Objectives. Quality of peripheral Quantitative Computed Tomography (pQCT) scans, particularly to eliminate scans with motion artefact, predominantly relies on human-operated classification. Previously we have shown a textural analysis-based classifier to provide a moderate-to-good classification of motion artefact of pQCT, however this approach was not considered adequate to apply as an automatic classification of pQCT scan quality1.
Methods. A total of 280 pQCT scans from the long bones of the tibia and radius at 4% and 66% sites, of an adolescent cohort with movement difficulties were rated by a human expert as ‘Accept’ image quality (n=212), or ‘Reject’ (n=68) as per Blew et al.2 classification. To avoid bias in training the deep learning models we used similar number of images for both rating categories, and increased the number of ‘Reject’ images to 204 by rotating them 90 and 180 degrees respectively. From a clinical perspective, it means seeing the same cross-section, however, from different viewing angles.

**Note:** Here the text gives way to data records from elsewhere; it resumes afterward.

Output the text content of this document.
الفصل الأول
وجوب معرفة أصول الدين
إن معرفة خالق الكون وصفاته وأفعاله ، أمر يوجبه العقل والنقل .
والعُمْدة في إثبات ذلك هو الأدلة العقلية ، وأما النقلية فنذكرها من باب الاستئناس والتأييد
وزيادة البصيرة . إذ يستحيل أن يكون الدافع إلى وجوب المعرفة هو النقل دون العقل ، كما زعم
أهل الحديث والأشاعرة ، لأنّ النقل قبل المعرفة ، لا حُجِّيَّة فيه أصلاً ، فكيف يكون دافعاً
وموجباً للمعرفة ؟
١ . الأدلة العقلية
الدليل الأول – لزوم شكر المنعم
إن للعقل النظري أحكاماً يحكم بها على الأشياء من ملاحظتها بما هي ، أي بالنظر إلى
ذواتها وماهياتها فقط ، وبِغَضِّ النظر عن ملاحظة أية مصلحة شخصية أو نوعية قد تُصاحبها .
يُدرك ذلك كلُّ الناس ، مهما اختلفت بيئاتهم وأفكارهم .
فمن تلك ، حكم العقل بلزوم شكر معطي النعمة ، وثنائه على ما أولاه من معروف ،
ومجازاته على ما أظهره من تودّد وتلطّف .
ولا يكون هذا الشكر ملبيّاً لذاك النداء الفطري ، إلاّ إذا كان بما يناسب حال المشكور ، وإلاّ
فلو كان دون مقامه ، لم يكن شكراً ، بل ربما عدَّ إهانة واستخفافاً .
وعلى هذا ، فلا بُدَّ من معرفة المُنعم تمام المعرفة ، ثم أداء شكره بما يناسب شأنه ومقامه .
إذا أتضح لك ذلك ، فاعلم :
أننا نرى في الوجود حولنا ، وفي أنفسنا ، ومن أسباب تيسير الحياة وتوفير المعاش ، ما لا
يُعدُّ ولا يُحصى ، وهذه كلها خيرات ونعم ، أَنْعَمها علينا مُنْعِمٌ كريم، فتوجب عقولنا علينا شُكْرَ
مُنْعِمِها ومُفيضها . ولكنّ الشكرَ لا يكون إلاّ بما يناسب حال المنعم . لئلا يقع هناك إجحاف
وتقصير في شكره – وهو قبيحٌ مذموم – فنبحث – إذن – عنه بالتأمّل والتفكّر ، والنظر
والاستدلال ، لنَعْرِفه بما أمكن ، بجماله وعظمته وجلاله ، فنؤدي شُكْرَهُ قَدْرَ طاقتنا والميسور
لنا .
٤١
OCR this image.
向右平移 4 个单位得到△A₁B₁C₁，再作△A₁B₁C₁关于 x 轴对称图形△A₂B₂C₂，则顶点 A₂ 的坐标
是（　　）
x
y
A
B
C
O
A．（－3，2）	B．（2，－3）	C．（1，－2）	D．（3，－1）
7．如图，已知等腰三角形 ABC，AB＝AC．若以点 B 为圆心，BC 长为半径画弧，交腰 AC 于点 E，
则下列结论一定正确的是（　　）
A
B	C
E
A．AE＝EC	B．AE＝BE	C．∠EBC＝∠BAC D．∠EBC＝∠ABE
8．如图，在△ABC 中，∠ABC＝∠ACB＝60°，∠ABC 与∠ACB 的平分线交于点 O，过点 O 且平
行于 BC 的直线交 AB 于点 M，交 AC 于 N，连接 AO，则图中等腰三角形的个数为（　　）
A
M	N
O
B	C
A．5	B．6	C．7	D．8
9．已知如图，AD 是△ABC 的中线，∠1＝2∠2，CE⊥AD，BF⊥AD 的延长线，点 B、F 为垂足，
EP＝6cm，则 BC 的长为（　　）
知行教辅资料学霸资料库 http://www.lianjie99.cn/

Consistent with other studies in the deep learning domain, data augmentation was conducted to both categories, specifically, rotation (in the range of -5 to 5 degrees), shearing (in the range 0.2), scaling (in the range 0.2) and flipping, to further increase the number of images. The training (90% scans) and test (10%) were randomly selected prior to performing any data augmentation to avoid data impurity. Three deep learning3 models were tested.
Results. All deep learning models reported 100% sensitivity, however only the ResNet50 model reported 100% specificity and accuracy. Inception-v3 reported 94.8% and 97.2%, while InceptionResNet-v2 reported 96.4% and 98.7% specificity and accuracy respectively.
Conclusion. This feasibility study evaluated the ability of three state-of-the-art deep learning models to detect motion artefact in pQCT scans. Deep learning approach appears to be a robust method to automatically and accurately detect motion artefact in reconstructed pQCT images.